A bench or picnic table doesn't measure up to a Rainbow Crosswalk, according to a local advocacy group.
Violence Prevention St. Anthony recently proposed the town of St. Anthony paint a Rainbow Crosswalk at the St. Anthony and Area Boys and Girls Club. The organization would provide the paint and wanted the crosswalk to show support for the LGBTQ+ community.
But at its public meeting on May 14, St. Anthony council voted unanimously to approve either a Rainbow bench or picnic table instead.
“Council felt due to our climatic conditions and the longevity of crosswalks on our pavement, we wanted something that would be visible for possibly 365 days a year,” St. Anthony Mayor Desmond McDonald told the Northern Pen. “As most people are aware, the paint doesn’t stay on our streets very long; you might get a month out of our paint.”
Council believed the paint would last longer on a bench or picnic table, making this a better way to promote and show support year round.
It would also, therefore, save on costs.
McDonald added the town backed the measure to show support for the LGBTQ+ community and to ensure everyone within the town felt accepted, no matter who they are or their sexual orientation.
However, Violence Prevention St. Anthony was disappointed by council’s decision, finding a bench or picnic table an unsuitable substitute.
“The crosswalk is a symbol to the LGBTQ+ community; we’re saying, ‘we accept you and it’s safe for you to walk on this crosswalk,’” Violence Prevention St. Anthony co-chair Belinda Dredge told The Northern Pen.
The group also did not believe a bench or picnic table would be as visible to the community.
She says they informed council they would donate the paint, so it would come at no additional expense to the town.
By telling them to do something different, she felt council was, essentially, making the decision, for them, of what to do with their own money.
Dredge did not understand why that mattered to council.
“We want to know what’s the real reason,” she said.
When they spoke to The Northern Pen on May 22, Violence Prevention St.
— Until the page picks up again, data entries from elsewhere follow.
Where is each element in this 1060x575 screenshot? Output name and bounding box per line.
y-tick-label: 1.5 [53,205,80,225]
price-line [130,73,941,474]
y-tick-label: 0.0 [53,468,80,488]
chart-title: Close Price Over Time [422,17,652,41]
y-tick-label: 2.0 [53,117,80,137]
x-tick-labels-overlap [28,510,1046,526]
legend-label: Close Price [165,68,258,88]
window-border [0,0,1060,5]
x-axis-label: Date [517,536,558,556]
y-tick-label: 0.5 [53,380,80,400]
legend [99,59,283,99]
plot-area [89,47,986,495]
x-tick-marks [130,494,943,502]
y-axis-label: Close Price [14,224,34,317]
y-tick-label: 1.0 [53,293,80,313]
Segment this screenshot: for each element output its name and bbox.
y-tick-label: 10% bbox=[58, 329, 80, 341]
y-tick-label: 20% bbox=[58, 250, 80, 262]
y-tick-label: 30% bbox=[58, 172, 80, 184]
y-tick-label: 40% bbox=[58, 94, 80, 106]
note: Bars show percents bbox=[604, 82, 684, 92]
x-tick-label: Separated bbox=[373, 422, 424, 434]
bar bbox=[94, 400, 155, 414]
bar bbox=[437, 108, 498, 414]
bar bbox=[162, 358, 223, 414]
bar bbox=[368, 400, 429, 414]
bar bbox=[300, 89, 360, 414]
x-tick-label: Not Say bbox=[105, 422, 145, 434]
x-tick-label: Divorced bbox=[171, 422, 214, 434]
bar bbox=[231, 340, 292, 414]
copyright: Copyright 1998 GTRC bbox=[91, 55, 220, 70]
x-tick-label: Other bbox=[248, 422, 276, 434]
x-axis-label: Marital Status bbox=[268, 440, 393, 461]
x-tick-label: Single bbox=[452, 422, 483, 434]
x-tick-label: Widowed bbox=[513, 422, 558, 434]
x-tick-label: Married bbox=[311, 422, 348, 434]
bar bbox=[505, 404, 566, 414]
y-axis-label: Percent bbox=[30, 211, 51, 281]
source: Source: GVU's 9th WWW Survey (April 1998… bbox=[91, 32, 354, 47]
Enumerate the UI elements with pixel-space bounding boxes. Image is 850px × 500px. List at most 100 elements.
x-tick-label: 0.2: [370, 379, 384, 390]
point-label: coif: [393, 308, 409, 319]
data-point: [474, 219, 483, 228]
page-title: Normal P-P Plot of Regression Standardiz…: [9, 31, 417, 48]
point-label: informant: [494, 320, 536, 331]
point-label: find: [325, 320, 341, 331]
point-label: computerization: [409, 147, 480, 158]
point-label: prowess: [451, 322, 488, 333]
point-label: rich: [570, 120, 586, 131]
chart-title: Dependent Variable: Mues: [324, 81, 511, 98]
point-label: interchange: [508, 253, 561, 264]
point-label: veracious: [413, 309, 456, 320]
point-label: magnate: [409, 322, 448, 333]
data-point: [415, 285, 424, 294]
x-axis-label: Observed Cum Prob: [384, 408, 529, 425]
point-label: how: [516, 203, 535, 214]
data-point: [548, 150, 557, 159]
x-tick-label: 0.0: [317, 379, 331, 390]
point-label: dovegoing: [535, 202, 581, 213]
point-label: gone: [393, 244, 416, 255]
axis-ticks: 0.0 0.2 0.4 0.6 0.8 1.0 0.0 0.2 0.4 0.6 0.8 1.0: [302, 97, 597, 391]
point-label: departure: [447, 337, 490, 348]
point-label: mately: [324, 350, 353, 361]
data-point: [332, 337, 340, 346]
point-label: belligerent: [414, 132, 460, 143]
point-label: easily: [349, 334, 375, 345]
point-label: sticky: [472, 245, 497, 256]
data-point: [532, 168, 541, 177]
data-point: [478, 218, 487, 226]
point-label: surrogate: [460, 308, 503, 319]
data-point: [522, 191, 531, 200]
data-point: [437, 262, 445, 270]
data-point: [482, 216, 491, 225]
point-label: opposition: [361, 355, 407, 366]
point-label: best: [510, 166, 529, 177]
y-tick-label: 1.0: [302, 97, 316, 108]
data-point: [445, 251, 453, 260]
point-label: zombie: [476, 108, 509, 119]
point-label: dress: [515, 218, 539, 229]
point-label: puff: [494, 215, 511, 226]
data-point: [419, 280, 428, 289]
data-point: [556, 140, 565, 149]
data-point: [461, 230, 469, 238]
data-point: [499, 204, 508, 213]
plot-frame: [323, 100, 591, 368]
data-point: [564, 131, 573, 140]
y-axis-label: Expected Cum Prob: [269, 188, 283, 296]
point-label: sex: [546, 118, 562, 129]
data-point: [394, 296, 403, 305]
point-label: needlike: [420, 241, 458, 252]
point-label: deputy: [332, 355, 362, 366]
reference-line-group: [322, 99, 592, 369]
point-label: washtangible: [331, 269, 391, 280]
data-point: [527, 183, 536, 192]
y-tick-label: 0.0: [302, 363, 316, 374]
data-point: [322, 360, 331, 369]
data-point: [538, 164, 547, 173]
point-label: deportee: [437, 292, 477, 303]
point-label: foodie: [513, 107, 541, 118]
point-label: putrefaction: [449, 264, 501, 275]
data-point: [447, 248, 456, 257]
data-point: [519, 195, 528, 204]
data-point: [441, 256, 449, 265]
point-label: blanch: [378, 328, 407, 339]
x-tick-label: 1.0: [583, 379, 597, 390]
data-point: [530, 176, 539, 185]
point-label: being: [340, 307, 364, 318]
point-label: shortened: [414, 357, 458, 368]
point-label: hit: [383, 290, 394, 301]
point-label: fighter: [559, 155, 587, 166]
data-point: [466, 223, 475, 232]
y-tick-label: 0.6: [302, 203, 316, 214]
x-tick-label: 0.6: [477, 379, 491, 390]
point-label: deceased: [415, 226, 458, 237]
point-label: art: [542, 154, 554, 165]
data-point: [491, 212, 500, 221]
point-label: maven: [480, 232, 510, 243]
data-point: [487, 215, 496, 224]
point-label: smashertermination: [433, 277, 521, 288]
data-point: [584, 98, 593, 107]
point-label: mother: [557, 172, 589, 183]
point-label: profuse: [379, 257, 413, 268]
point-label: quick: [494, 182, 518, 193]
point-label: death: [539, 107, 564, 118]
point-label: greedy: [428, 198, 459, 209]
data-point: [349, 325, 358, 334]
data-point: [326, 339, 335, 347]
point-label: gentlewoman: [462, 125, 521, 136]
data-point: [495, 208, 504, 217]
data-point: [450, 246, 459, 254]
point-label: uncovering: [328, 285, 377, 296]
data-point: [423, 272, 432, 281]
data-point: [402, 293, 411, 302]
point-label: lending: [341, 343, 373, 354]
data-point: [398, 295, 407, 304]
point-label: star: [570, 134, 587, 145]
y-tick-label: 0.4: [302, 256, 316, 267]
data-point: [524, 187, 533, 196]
Anthony had not yet decided whether to accept the painting of a bench or picnic table.
Dredge said they had yet to receive an official response from the town. Once they did, they would discuss the matter at their next board meeting.
Dredge did appreciate that the town signed a proclamation on May 17 to recognize the date as International Day Against Homophobia, Transphobia and Biphobia.
She believed it was a step in the right direction and that she was looking forward to working with the town further to show support for the LGBTQ+ community.